First and foremost, your personal relationships may change. Perhaps you were married when you made that first will, and you have since gotten divorced. Or perhaps you had already gotten divorced when you made the plan, and you’ve now gotten remarried. Regardless of the specifics, when the object of your affection changes, updates may be needed to your estate plan.
You recently moved
If you created an estate plan somewhere other than New York, it may need to be updated just because you moved to the state. Keep in mind that estate planning laws, tax regulations and other details can be vastly different from state to state. It’s important to go over your plan and make sure it will actually hold up.
You gain or lose assets
In some cases, people will intentionally sell off assets as they grow older. You may have initially put a family business or your family home into the estate plan. But if you have sold these, then you need to remove them from the plan and make adjustments to divide the earnings between your heirs.

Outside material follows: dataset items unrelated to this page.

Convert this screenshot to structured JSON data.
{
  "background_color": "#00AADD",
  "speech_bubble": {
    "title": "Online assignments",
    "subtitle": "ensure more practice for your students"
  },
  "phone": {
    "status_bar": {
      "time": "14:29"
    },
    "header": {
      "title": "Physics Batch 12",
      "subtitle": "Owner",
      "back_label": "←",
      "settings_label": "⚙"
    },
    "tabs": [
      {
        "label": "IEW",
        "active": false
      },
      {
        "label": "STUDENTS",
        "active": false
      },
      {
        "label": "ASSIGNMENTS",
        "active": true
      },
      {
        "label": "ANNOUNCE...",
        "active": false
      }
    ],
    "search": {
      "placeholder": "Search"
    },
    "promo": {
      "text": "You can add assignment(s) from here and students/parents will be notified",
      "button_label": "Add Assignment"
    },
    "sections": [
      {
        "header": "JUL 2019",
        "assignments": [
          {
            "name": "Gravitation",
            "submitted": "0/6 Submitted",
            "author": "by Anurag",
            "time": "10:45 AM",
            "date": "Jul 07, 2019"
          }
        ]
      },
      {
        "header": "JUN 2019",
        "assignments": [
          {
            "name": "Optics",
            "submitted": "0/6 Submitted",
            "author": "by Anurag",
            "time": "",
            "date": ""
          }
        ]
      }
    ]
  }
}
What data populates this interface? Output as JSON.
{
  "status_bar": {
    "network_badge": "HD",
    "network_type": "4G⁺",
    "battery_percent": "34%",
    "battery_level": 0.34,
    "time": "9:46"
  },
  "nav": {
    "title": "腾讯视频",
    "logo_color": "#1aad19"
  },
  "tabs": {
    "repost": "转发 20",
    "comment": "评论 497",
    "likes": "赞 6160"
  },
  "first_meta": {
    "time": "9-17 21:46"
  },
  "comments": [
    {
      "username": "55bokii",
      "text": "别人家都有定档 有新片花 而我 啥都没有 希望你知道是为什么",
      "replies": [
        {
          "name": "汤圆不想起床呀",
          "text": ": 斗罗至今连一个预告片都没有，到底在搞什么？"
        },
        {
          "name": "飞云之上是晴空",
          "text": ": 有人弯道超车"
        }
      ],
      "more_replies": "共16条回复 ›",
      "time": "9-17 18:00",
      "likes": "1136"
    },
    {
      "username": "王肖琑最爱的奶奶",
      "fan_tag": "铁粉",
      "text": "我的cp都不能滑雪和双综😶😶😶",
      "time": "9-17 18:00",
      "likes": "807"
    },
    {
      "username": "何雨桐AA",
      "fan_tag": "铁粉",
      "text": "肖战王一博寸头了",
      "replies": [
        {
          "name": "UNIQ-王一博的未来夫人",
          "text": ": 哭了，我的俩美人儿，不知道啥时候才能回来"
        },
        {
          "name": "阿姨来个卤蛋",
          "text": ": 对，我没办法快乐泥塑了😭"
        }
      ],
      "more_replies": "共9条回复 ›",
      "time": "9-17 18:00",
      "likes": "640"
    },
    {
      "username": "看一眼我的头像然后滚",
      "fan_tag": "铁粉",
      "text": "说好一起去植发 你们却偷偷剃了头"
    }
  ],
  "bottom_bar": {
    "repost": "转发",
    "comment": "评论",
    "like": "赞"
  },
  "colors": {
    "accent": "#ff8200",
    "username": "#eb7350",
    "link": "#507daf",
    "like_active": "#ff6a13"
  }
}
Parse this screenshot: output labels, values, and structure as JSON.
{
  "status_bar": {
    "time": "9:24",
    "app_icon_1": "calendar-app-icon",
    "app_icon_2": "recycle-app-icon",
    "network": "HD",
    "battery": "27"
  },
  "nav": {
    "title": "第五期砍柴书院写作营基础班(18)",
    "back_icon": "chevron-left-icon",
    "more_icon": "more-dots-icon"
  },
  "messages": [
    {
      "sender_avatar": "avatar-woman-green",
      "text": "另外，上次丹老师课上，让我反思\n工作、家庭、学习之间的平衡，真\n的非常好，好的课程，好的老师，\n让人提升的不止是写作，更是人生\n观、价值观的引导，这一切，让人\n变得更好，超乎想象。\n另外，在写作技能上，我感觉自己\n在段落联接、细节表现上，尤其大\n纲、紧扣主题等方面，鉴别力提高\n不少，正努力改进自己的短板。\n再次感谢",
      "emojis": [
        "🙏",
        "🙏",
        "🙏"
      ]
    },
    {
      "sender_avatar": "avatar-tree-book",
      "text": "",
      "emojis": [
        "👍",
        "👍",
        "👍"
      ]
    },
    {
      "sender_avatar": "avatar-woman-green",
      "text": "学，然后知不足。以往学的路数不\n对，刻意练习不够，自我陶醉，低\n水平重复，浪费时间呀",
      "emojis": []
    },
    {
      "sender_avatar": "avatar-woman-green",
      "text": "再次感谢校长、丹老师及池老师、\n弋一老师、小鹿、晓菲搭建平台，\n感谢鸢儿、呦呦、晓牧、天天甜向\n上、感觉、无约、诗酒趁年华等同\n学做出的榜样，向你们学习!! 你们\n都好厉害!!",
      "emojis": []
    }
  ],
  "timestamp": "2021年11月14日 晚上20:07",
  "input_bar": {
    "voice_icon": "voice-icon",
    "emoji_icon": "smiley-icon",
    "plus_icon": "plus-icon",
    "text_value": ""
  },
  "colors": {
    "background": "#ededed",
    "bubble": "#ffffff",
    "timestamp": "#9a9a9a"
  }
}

But the same goes for a situation in which you have gained substantial assets. Perhaps your own parents passed away and left you an inheritance, maybe you started earning far more money than you were previously, maybe you benefited from a life insurance payout, or something else entirely. If you have substantially more assets now, it’s worth updating the plan so that they are included.
These are just a few examples of key life events to keep an eye on. Be sure you know exactly what legal steps to take to draft or update your estate plan.